Bildungsgerechtigkeit und Digitalisierung umgehend sicherstellen

Pressemitteilung der GRÜNEN im Römer vom 09. April 2020

"In der aktuellen Krise, verursacht durch die Corona-Pandemie, wird deutlich, dass Frankfurter Schulen und Bildungslandschaften nicht ausreichend auf den digitalen Unterricht vorbereitet sind. Der Magistrat muss auch in der Krise Bildungsgerechtigkeit herstellen", fordern Ursula auf der Heide, frauenpolitische Sprecherin und Birgit Ross, bildungspolitische Sprecherin der GRÜNEN im Römer.

Der reguläre Unterricht an hessischen Schulen ist bis auf weiteres ausgesetzt und seit dem 16. März 2020 wird der Unterricht via E-Learning, Homeschooling oder Online-Plattformen weitergeführt. Schülerinnen und Schüler, Eltern sowie Lehrerinnen und Lehrer stoßen trotz größter Anstrengungen und innovativer Ideen an ihre Grenzen. Die Probleme sind vielfältig. Neben technischen und rechtlichen Unwägbarkeiten, zum Beispiel Datenschutz, ist auch in vielen Familien die nötige Hardware, das heißt Notebooks, Laptops oder Tablets, nicht vorhanden. Ebenso ist die Ausstattung mit der notwendigen Software und auch WLAN nicht in allen Familien gewährleistet.

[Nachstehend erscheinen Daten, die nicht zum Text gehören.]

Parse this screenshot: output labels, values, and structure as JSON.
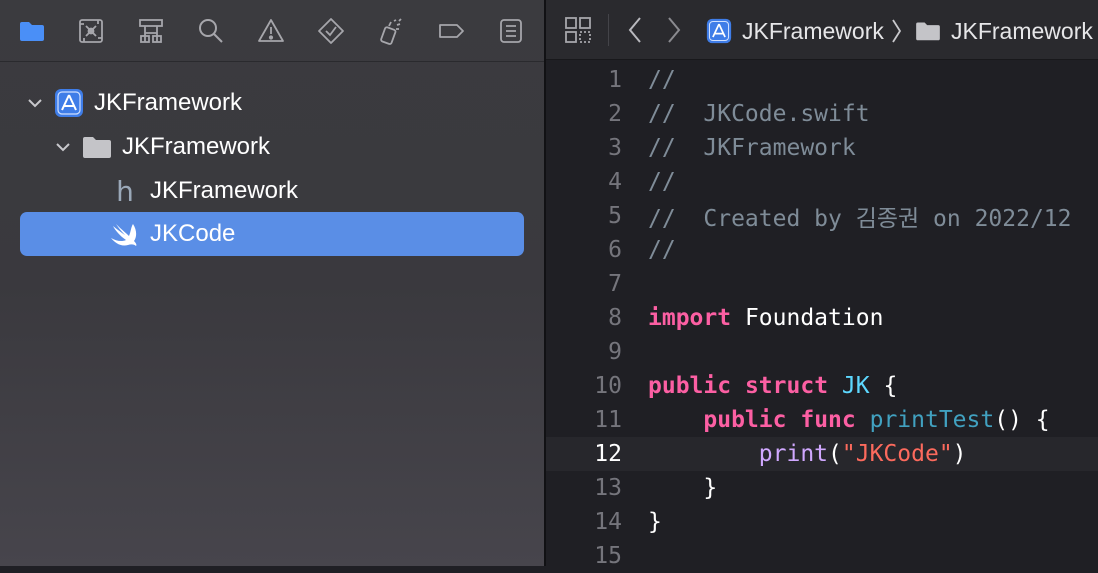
{
  "colors": {
    "navigator_bg": "#3a393e",
    "editor_bg": "#1f1f24",
    "selection": "#5a8ee6",
    "active_tool": "#4a8ff7",
    "keyword": "#fc5fa3",
    "comment": "#7f8c98",
    "string": "#fc6a5d",
    "type": "#5dd8ff",
    "func_decl": "#41a1c0",
    "func_call": "#d0a8ff"
  },
  "navigator": {
    "toolbar": [
      {
        "icon": "folder-icon",
        "active": true
      },
      {
        "icon": "source-control-icon",
        "active": false
      },
      {
        "icon": "symbol-hierarchy-icon",
        "active": false
      },
      {
        "icon": "search-icon",
        "active": false
      },
      {
        "icon": "warning-icon",
        "active": false
      },
      {
        "icon": "test-diamond-icon",
        "active": false
      },
      {
        "icon": "debug-spray-icon",
        "active": false
      },
      {
        "icon": "breakpoint-icon",
        "active": false
      },
      {
        "icon": "report-list-icon",
        "active": false
      }
    ],
    "tree": [
      {
        "label": "JKFramework",
        "icon": "xcode-project-icon",
        "expanded": true,
        "level": 0
      },
      {
        "label": "JKFramework",
        "icon": "folder-icon",
        "expanded": true,
        "level": 1
      },
      {
        "label": "JKFramework",
        "icon": "header-file-icon",
        "level": 2
      },
      {
        "label": "JKCode",
        "icon": "swift-icon",
        "level": 2,
        "selected": true
      }
    ]
  },
  "editor": {
    "breadcrumb": [
      {
        "label": "JKFramework",
        "icon": "xcode-project-icon"
      },
      {
        "label": "JKFramework",
        "icon": "folder-icon"
      }
    ],
    "current_line": 12,
    "lines": [
      {
        "n": "1",
        "tokens": [
          {
            "t": "//",
            "c": "comment"
          }
        ]
      },
      {
        "n": "2",
        "tokens": [
          {
            "t": "//  JKCode.swift",
            "c": "comment"
          }
        ]
      },
      {
        "n": "3",
        "tokens": [
          {
            "t": "//  JKFramework",
            "c": "comment"
          }
        ]
      },
      {
        "n": "4",
        "tokens": [
          {
            "t": "//",
            "c": "comment"
          }
        ]
      },
      {
        "n": "5",
        "tokens": [
          {
            "t": "//  Created by 김종권 on 2022/12",
            "c": "comment"
          }
        ]
      },
      {
        "n": "6",
        "tokens": [
          {
            "t": "//",
            "c": "comment"
          }
        ]
      },
      {
        "n": "7",
        "tokens": []
      },
      {
        "n": "8",
        "tokens": [
          {
            "t": "import",
            "c": "keyword"
          },
          {
            "t": " Foundation",
            "c": "plain"
          }
        ]
      },
      {
        "n": "9",
        "tokens": []
      },
      {
        "n": "10",
        "tokens": [
          {
            "t": "public",
            "c": "keyword"
          },
          {
            "t": " ",
            "c": "plain"
          },
          {
            "t": "struct",
            "c": "keyword"
          },
          {
            "t": " ",
            "c": "plain"
          },
          {
            "t": "JK",
            "c": "type"
          },
          {
            "t": " {",
            "c": "plain"
          }
        ]
      },
      {
        "n": "11",
        "tokens": [
          {
            "t": "    ",
            "c": "plain"
          },
          {
            "t": "public",
            "c": "keyword"
          },
          {
            "t": " ",
            "c": "plain"
          },
          {
            "t": "func",
            "c": "keyword"
          },
          {
            "t": " ",
            "c": "plain"
          },
          {
            "t": "printTest",
            "c": "funcdecl"
          },
          {
            "t": "() {",
            "c": "plain"
          }
        ]
      },
      {
        "n": "12",
        "tokens": [
          {
            "t": "        ",
            "c": "plain"
          },
          {
            "t": "print",
            "c": "call"
          },
          {
            "t": "(",
            "c": "plain"
          },
          {
            "t": "\"JKCode\"",
            "c": "string"
          },
          {
            "t": ")",
            "c": "plain"
          }
        ]
      },
      {
        "n": "13",
        "tokens": [
          {
            "t": "    }",
            "c": "plain"
          }
        ]
      },
      {
        "n": "14",
        "tokens": [
          {
            "t": "}",
            "c": "plain"
          }
        ]
      },
      {
        "n": "15",
        "tokens": []
      }
    ]
  }
}
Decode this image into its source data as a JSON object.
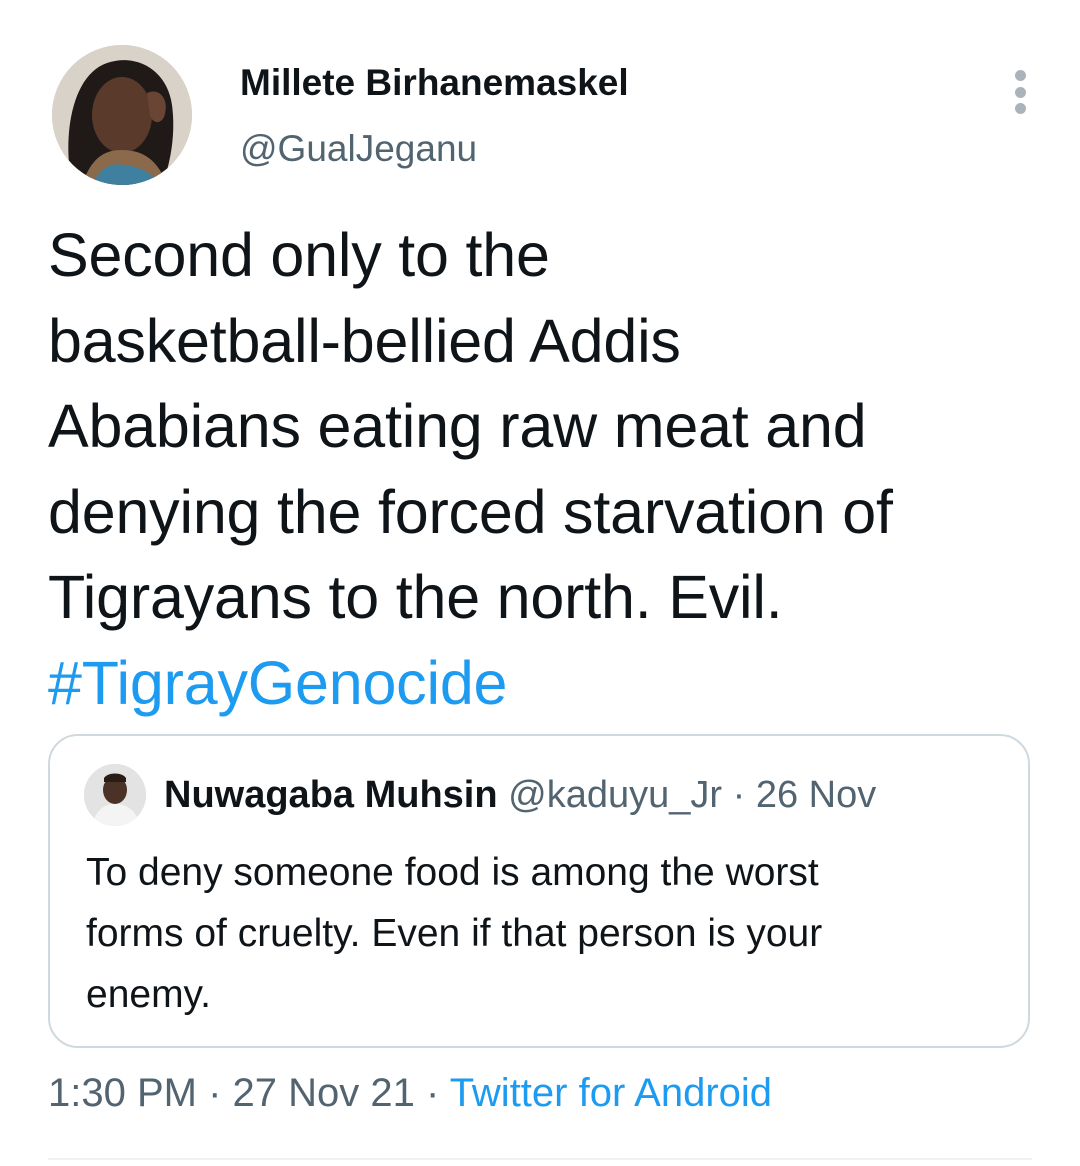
{
  "author": {
    "display_name": "Millete Birhanemaskel",
    "handle": "@GualJeganu"
  },
  "tweet": {
    "lines": [
      "Second only to the",
      "basketball-bellied Addis",
      "Ababians eating raw meat and",
      "denying the forced starvation of",
      "Tigrayans to the north. Evil."
    ],
    "hashtag": "#TigrayGenocide"
  },
  "quoted_tweet": {
    "display_name": "Nuwagaba Muhsin",
    "handle": "@kaduyu_Jr",
    "separator": " · ",
    "date": "26 Nov",
    "lines": [
      "To deny someone food is among the worst",
      "forms of cruelty. Even if that person is your",
      "enemy."
    ]
  },
  "footer": {
    "time": "1:30 PM",
    "separator": " · ",
    "date": "27 Nov 21",
    "source": "Twitter for Android"
  },
  "colors": {
    "accent": "#1d9bf0",
    "text": "#0f1419",
    "secondary": "#536471",
    "border": "#cfd9de"
  },
  "icons": {
    "more": "more-vertical-icon"
  }
}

"Unter diesen Voraussetzungen ist Bildungsgerechtigkeit nicht mehr sichergestellt und wir laufen Gefahr Schülerinnen und Schüler, junge Menschen, auf ihren Bildungswegen zu ihren Bildungserfolgen zu verlieren", mahnt Birgit Ross, bildungspolitische Sprecherin der Grünen im Römer.

"Wir widersprechen dem jüngst von Bildungsdezernentin Weber formulierten Vorschlag, dass auch über das Handy digitaler Unterricht zu managen ist. Die Meinung von Dezernentin Sylvia Weber "wenn man ein bisschen kreativ ist, kommt man mit dem aus, was man hat", teilen wir ausdrücklich nicht", machen Ross und auf der Heide deutlich.

"Wir erwarten stattdessen, dass der Magistrat proaktiv tätig wird und alle notwendigen Vorkehrungen trifft, dass die IT-Bedarfsanforderungen der Frankfurter Schulen im Zusammenhang mit dem Digitalpakt des Landes Hessen fristgemäß und anforderungsgerecht vorliegen", unterstreicht auf der Heide. "Keine Schule und keine Schülerinnen und Schüler dürfen zurückbleiben. Ebenso muss die maximale finanzielle Unterstützung des Landes realisiert werden. Hierzu gehören selbstverständlich die enge Abstimmung mit Staatlichem Schulamt, dem Medienzentrum sowie die rechtzeitige Mitteilung eines Terminplanes, bedarfsgerechte Beratung und Handreichungen. Wartung, Betrieb IT Support und die damit entstehenden Verwaltungskosten sind nach dem Digitalpakt nicht förderfähig, der Schulträger hat dafür Sorge zu tragen.

Der Magistrat muss umgehend ein Konzept entwickeln und vorlegen, wie diese zwingend notwendigen Dienstleistungen nutzer*innenorientiert, rechtskonform und auch nachhaltig zur Verfügung gestellt werden. Weiterhin sehen wir es als sehr wichtig an, für die Umsetzung dieser, wie weiterer Maßnahmen zur Digitalisierung, externe, wissenschaftliche und herstellerunabhängige Unterstützung wie zum Beispiel durch das DIPF, Leibniz-Institut für Bildungsforschung und Bildungsinformation in Frankfurt heranzuziehen. Die Hinzuziehung dieser Expert*innen könnte helfen, Diskussionen zu versachlichen und Fehlentwicklungen zu vermeiden", erläutert auf der Heide.

"Bildungsgerechtigkeit und Digitalisierung müssen umgehend sichergestellt werden", so auf der Heide und Ross abschließend.